The president's energy plan was released May 17.
The chief executive of Enron's longtime auditing firm, Arthur Andersen LLP, told a House hearing last week that his firm notified Enron's audit committee on Nov. 2 of "possible illegal acts within the company."
Sen. Joseph I. Lieberman, Connecticut Democrat and chairman on the Senate Governmental Affairs Committee, has said his panel will investigate why Enron's auditors allowed the firm to overstate its profits for four years "using what appear now to be very questionable accounting practices."
Mr. Lieberman said the committee also will ask why Enron's board of directors allowed financial arrangements "that some claim were intended to hide company holdings from public view."
Enron created hidden partnerships with entities that assumed the company's debt and thus kept those debts off its books.
Enron, formed in 1985, had as many as 20,000 employees. It was considered the world's top buyer and seller of natural gas and the largest electricity marketer in the country.
The firm also marketed coal, pulp, paper, plastics, metals and fiber-optics. Last year, Enron stock traded at $85 per share. Today, it is less than $1.
Senate Democrats have said they want to investigate whether the Bush administration should have acted sooner to protect investors from the Enron collapse. Hearings in the matter before the Senate Governmental Affairs Committee are expected to begin Jan. 24, the day after Congress returns to work.
Enron Chairman Kenneth Lay is a longtime friend of Mr.

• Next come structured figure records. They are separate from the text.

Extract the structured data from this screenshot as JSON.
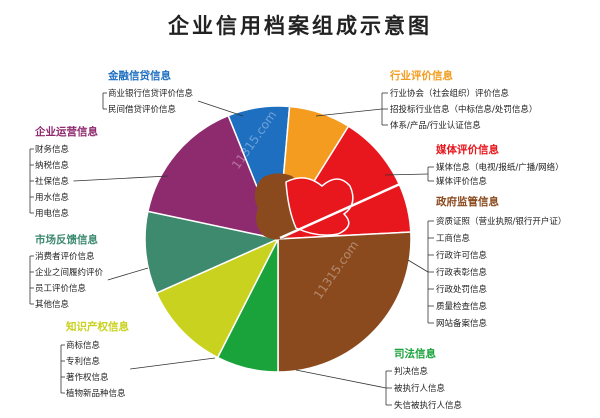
{
  "title": "企业信用档案组成示意图",
  "watermark": "11315.com",
  "categories": [
    {
      "key": "finance",
      "title": "金融信贷信息",
      "color": "#1f6fc0",
      "items": [
        "商业银行信贷评价信息",
        "民间借贷评价信息"
      ]
    },
    {
      "key": "industry",
      "title": "行业评价信息",
      "color": "#f39c1f",
      "items": [
        "行业协会（社会组织）评价信息",
        "招投标行业信息（中标信息/处罚信息）",
        "体系/产品/行业认证信息"
      ]
    },
    {
      "key": "media",
      "title": "媒体评价信息",
      "color": "#e8161d",
      "items": [
        "媒体信息（电视/报纸/广播/网络）",
        "媒体评价信息"
      ]
    },
    {
      "key": "gov",
      "title": "政府监管信息",
      "color": "#8b4a1e",
      "items": [
        "资质证照（营业执照/银行开户证）",
        "工商信息",
        "行政许可信息",
        "行政表彰信息",
        "行政处罚信息",
        "质量检查信息",
        "网站备案信息"
      ]
    },
    {
      "key": "judicial",
      "title": "司法信息",
      "color": "#1aa33b",
      "items": [
        "判决信息",
        "被执行人信息",
        "失信被执行人信息"
      ]
    },
    {
      "key": "ip",
      "title": "知识产权信息",
      "color": "#c9d21e",
      "items": [
        "商标信息",
        "专利信息",
        "著作权信息",
        "植物新品种信息"
      ]
    },
    {
      "key": "market",
      "title": "市场反馈信息",
      "color": "#3d8a6f",
      "items": [
        "消费者评价信息",
        "企业之间履约评价",
        "员工评价信息",
        "其他信息"
      ]
    },
    {
      "key": "operation",
      "title": "企业运营信息",
      "color": "#8e2a6e",
      "items": [
        "财务信息",
        "纳税信息",
        "社保信息",
        "用水信息",
        "用电信息"
      ]
    }
  ]
}
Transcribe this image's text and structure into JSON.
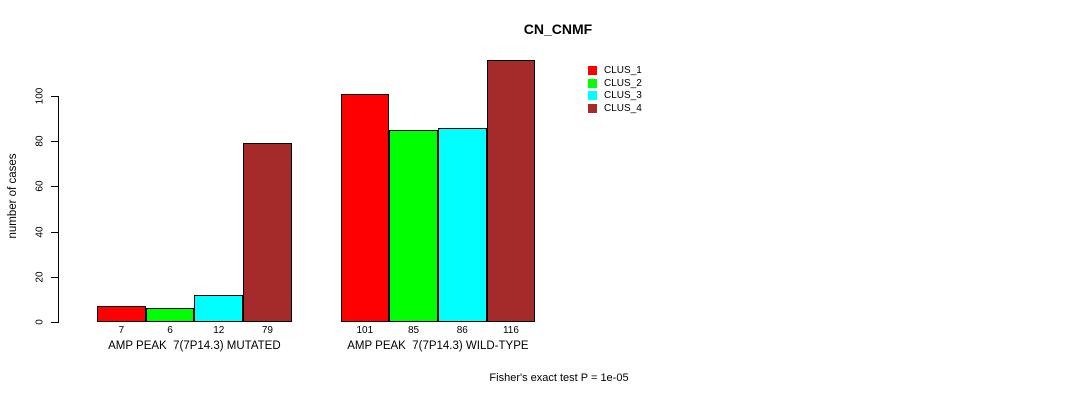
{
  "chart_data": {
    "type": "bar",
    "title": "CN_CNMF",
    "ylabel": "number of cases",
    "xlabel": "",
    "note": "Fisher's exact test P = 1e-05",
    "grid": false,
    "legend_position": "top-right",
    "y_ticks": [
      0,
      20,
      40,
      60,
      80,
      100
    ],
    "ylim": [
      0,
      116
    ],
    "categories": [
      "AMP PEAK  7(7P14.3) MUTATED",
      "AMP PEAK  7(7P14.3) WILD-TYPE"
    ],
    "series": [
      {
        "name": "CLUS_1",
        "color": "#FF0000",
        "values": [
          7,
          101
        ]
      },
      {
        "name": "CLUS_2",
        "color": "#00FF00",
        "values": [
          6,
          85
        ]
      },
      {
        "name": "CLUS_3",
        "color": "#00FFFF",
        "values": [
          12,
          86
        ]
      },
      {
        "name": "CLUS_4",
        "color": "#A52A2A",
        "values": [
          79,
          116
        ]
      }
    ],
    "bar_value_labels": [
      [
        "7",
        "6",
        "12",
        "79"
      ],
      [
        "101",
        "85",
        "86",
        "116"
      ]
    ]
  }
}
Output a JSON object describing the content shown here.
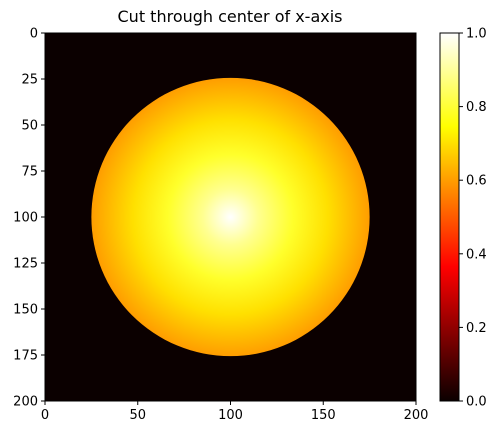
{
  "chart_data": {
    "type": "heatmap",
    "title": "Cut through center of x-axis",
    "xlabel": "",
    "ylabel": "",
    "colormap": "hot",
    "grid": false,
    "image_shape": [
      201,
      201
    ],
    "xlim": [
      0,
      200
    ],
    "ylim": [
      200,
      0
    ],
    "y_axis_inverted": true,
    "x_ticks": [
      0,
      50,
      100,
      150,
      200
    ],
    "x_tick_labels": [
      "0",
      "50",
      "100",
      "150",
      "200"
    ],
    "y_ticks": [
      0,
      25,
      50,
      75,
      100,
      125,
      150,
      175,
      200
    ],
    "y_tick_labels": [
      "0",
      "25",
      "50",
      "75",
      "100",
      "125",
      "150",
      "175",
      "200"
    ],
    "circle": {
      "center": [
        100,
        100
      ],
      "radius": 75,
      "value_at_center": 1.0,
      "value_at_edge": 0.6,
      "profile": "radial falloff from center to edge"
    },
    "background_value": 0.0,
    "colorbar": {
      "range": [
        0.0,
        1.0
      ],
      "ticks": [
        0.0,
        0.2,
        0.4,
        0.6,
        0.8,
        1.0
      ],
      "tick_labels": [
        "0.0",
        "0.2",
        "0.4",
        "0.6",
        "0.8",
        "1.0"
      ],
      "placement": "right"
    }
  },
  "colors": {
    "background": "#0b0000",
    "hot_stops": [
      "#0b0000",
      "#ff0000",
      "#ffff00",
      "#ffffff"
    ]
  }
}
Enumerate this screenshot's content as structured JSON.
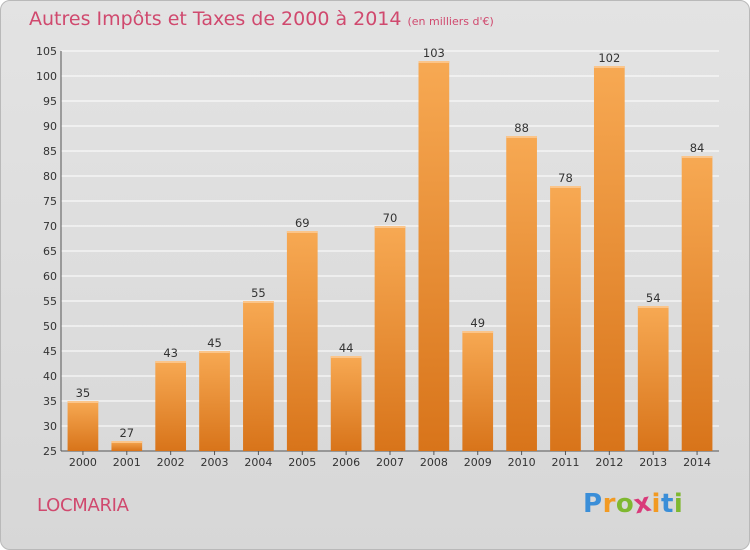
{
  "title": "Autres Impôts et Taxes de 2000 à 2014",
  "subtitle": "(en milliers d'€)",
  "commune": "LOCMARIA",
  "logo": {
    "letters": [
      "P",
      "r",
      "o",
      "x",
      "i",
      "t",
      "i"
    ],
    "colors": [
      "#3a8ed8",
      "#f29a22",
      "#7fb830",
      "#d93a7a",
      "#f29a22",
      "#3a8ed8",
      "#7fb830"
    ]
  },
  "colors": {
    "title": "#d0496e",
    "bar_light": "#f7a953",
    "bar_dark": "#d8741a",
    "grid": "#ffffff"
  },
  "chart_data": {
    "type": "bar",
    "title": "Autres Impôts et Taxes de 2000 à 2014",
    "subtitle": "(en milliers d'€)",
    "categories": [
      "2000",
      "2001",
      "2002",
      "2003",
      "2004",
      "2005",
      "2006",
      "2007",
      "2008",
      "2009",
      "2010",
      "2011",
      "2012",
      "2013",
      "2014"
    ],
    "values": [
      35,
      27,
      43,
      45,
      55,
      69,
      44,
      70,
      103,
      49,
      88,
      78,
      102,
      54,
      84
    ],
    "ylim": [
      25,
      105
    ],
    "yticks": [
      25,
      30,
      35,
      40,
      45,
      50,
      55,
      60,
      65,
      70,
      75,
      80,
      85,
      90,
      95,
      100,
      105
    ],
    "grid": true,
    "data_labels": true
  }
}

Bush and has served as a member of the Bush campaign's Pioneer club, raising nearly $100,000. Mr. Bush has supported government investigations into the bankruptcy of the company that was rated seventh among the Fortune 500 firms last year.
Since the 1989-90 election cycle, Enron has made nearly $5.8 million in campaign contributions, with 73 percent going to Republicans. The company contributed $113,800 to the Bush campaign, including the use of corporate jets, ranking as the campaign's 12th-largest donor.

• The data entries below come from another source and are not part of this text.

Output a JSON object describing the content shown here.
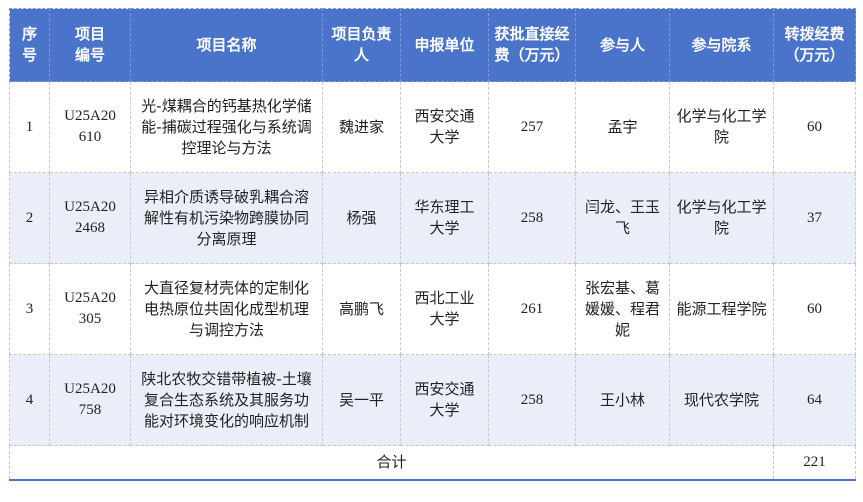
{
  "headers": [
    "序号",
    "项目编号",
    "项目名称",
    "项目负责人",
    "申报单位",
    "获批直接经费（万元）",
    "参与人",
    "参与院系",
    "转拨经费（万元）"
  ],
  "rows": [
    {
      "no": "1",
      "code": "U25A20610",
      "name": "光-煤耦合的钙基热化学储能-捕碳过程强化与系统调控理论与方法",
      "leader": "魏进家",
      "unit": "西安交通大学",
      "direct": "257",
      "members": "孟宇",
      "dept": "化学与化工学院",
      "transfer": "60"
    },
    {
      "no": "2",
      "code": "U25A202468",
      "name": "异相介质诱导破乳耦合溶解性有机污染物跨膜协同分离原理",
      "leader": "杨强",
      "unit": "华东理工大学",
      "direct": "258",
      "members": "闫龙、王玉飞",
      "dept": "化学与化工学院",
      "transfer": "37"
    },
    {
      "no": "3",
      "code": "U25A20305",
      "name": "大直径复材壳体的定制化电热原位共固化成型机理与调控方法",
      "leader": "高鹏飞",
      "unit": "西北工业大学",
      "direct": "261",
      "members": "张宏基、葛媛媛、程君妮",
      "dept": "能源工程学院",
      "transfer": "60"
    },
    {
      "no": "4",
      "code": "U25A20758",
      "name": "陕北农牧交错带植被-土壤复合生态系统及其服务功能对环境变化的响应机制",
      "leader": "吴一平",
      "unit": "西安交通大学",
      "direct": "258",
      "members": "王小林",
      "dept": "现代农学院",
      "transfer": "64"
    }
  ],
  "total": {
    "label": "合计",
    "value": "221"
  },
  "colors": {
    "header_bg": "#4a74c9",
    "alt_row_bg": "#e9eef8"
  }
}
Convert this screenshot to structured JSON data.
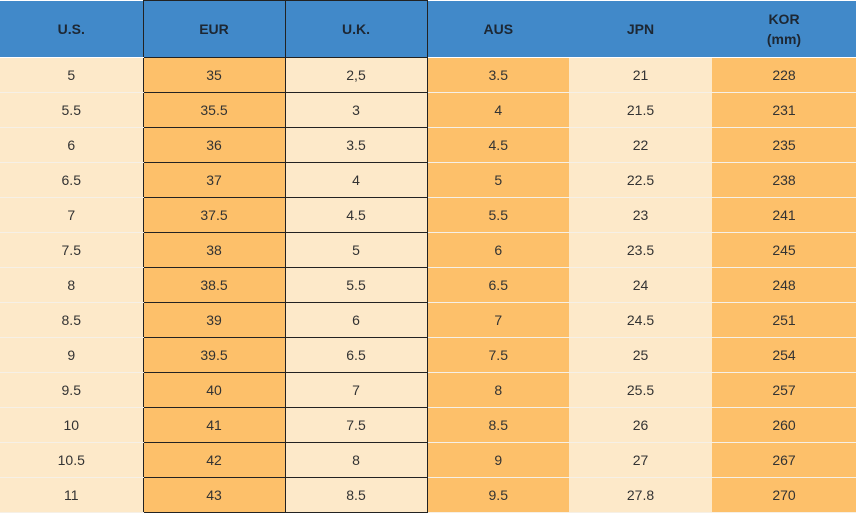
{
  "table": {
    "header": [
      "U.S.",
      "EUR",
      "U.K.",
      "AUS",
      "JPN",
      "KOR\n(mm)"
    ],
    "rows": [
      [
        "5",
        "35",
        "2,5",
        "3.5",
        "21",
        "228"
      ],
      [
        "5.5",
        "35.5",
        "3",
        "4",
        "21.5",
        "231"
      ],
      [
        "6",
        "36",
        "3.5",
        "4.5",
        "22",
        "235"
      ],
      [
        "6.5",
        "37",
        "4",
        "5",
        "22.5",
        "238"
      ],
      [
        "7",
        "37.5",
        "4.5",
        "5.5",
        "23",
        "241"
      ],
      [
        "7.5",
        "38",
        "5",
        "6",
        "23.5",
        "245"
      ],
      [
        "8",
        "38.5",
        "5.5",
        "6.5",
        "24",
        "248"
      ],
      [
        "8.5",
        "39",
        "6",
        "7",
        "24.5",
        "251"
      ],
      [
        "9",
        "39.5",
        "6.5",
        "7.5",
        "25",
        "254"
      ],
      [
        "9.5",
        "40",
        "7",
        "8",
        "25.5",
        "257"
      ],
      [
        "10",
        "41",
        "7.5",
        "8.5",
        "26",
        "260"
      ],
      [
        "10.5",
        "42",
        "8",
        "9",
        "27",
        "267"
      ],
      [
        "11",
        "43",
        "8.5",
        "9.5",
        "27.8",
        "270"
      ]
    ]
  }
}
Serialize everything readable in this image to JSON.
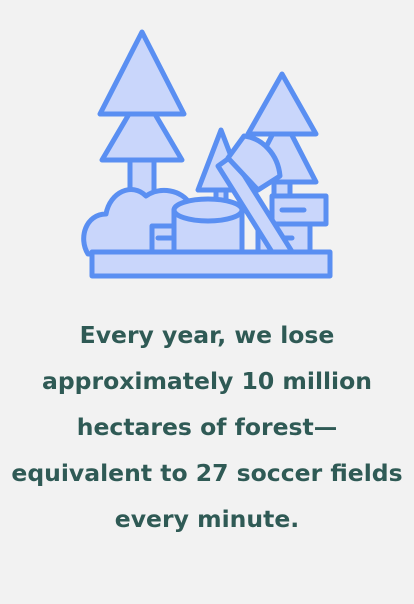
{
  "fact": {
    "text": "Every year, we lose approximately 10 million hectares of forest—equivalent to 27 soccer fields every minute."
  },
  "illustration": {
    "icon": "deforestation-icon",
    "stroke_color": "#5a8ff2",
    "fill_color": "#c9d6fb"
  }
}
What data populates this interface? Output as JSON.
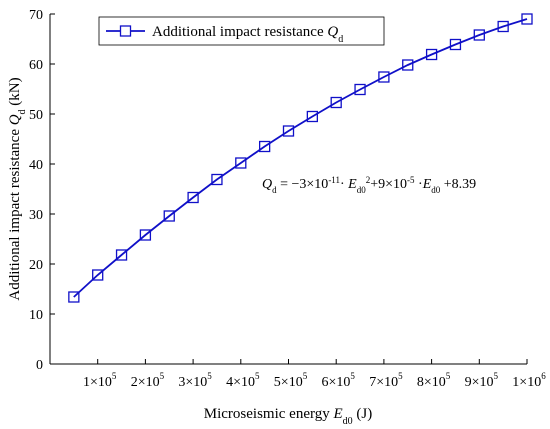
{
  "chart_data": {
    "type": "line",
    "xlabel": {
      "prefix": "Microseismic energy ",
      "var": "E",
      "sub": "d0",
      "suffix": " (J)"
    },
    "ylabel": {
      "prefix": "Additional impact resistance ",
      "var": "Q",
      "sub": "d",
      "suffix": " (kN)"
    },
    "xlim": [
      0,
      1000000
    ],
    "ylim": [
      0,
      70
    ],
    "yticks": [
      0,
      10,
      20,
      30,
      40,
      50,
      60,
      70
    ],
    "xticks": [
      {
        "value": 100000,
        "mant": "1×10",
        "exp": "5"
      },
      {
        "value": 200000,
        "mant": "2×10",
        "exp": "5"
      },
      {
        "value": 300000,
        "mant": "3×10",
        "exp": "5"
      },
      {
        "value": 400000,
        "mant": "4×10",
        "exp": "5"
      },
      {
        "value": 500000,
        "mant": "5×10",
        "exp": "5"
      },
      {
        "value": 600000,
        "mant": "6×10",
        "exp": "5"
      },
      {
        "value": 700000,
        "mant": "7×10",
        "exp": "5"
      },
      {
        "value": 800000,
        "mant": "8×10",
        "exp": "5"
      },
      {
        "value": 900000,
        "mant": "9×10",
        "exp": "5"
      },
      {
        "value": 1000000,
        "mant": "1×10",
        "exp": "6"
      }
    ],
    "series": [
      {
        "name": {
          "prefix": "Additional impact resistance ",
          "var": "Q",
          "sub": "d"
        },
        "color": "#1010c8",
        "marker": "square-open",
        "x": [
          50000,
          100000,
          150000,
          200000,
          250000,
          300000,
          350000,
          400000,
          450000,
          500000,
          550000,
          600000,
          650000,
          700000,
          750000,
          800000,
          850000,
          900000,
          950000,
          1000000
        ],
        "y": [
          13.4,
          17.8,
          21.8,
          25.8,
          29.6,
          33.3,
          36.9,
          40.2,
          43.5,
          46.6,
          49.5,
          52.3,
          54.9,
          57.4,
          59.8,
          61.9,
          63.9,
          65.8,
          67.5,
          69.0
        ]
      }
    ],
    "legend": "top-left",
    "grid": false,
    "annotation": {
      "q": "Q",
      "qsub": "d",
      "t1": " = −3×10",
      "e1": "-11",
      "t2": "· ",
      "v1": "E",
      "s1": "d0",
      "e2": "2",
      "t3": "+9×10",
      "e3": "-5",
      "t4": " ·",
      "v2": "E",
      "s2": "d0",
      "t5": " +8.39"
    }
  }
}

The firm also gave $100,000 to Senate Democrats one week before filing for bankruptcy.
On Dec. 2, Enron filed for bankruptcy in New York to keep creditors and lawsuits at bay so the company could try to preserve its trading operation.
In a statement, Sen. Susan Collins, Maine Republican, praised the Democrats for starting the probe. She said there were "many questions surrounding the conduct of Enron's top management that need to be answered promptly and publicly."
Mrs. Collins said, "I'm particularly concerned with reports that top executives at Enron were selling their shares of company stock at very high profits while lower-level employees were forbidden from selling theirs."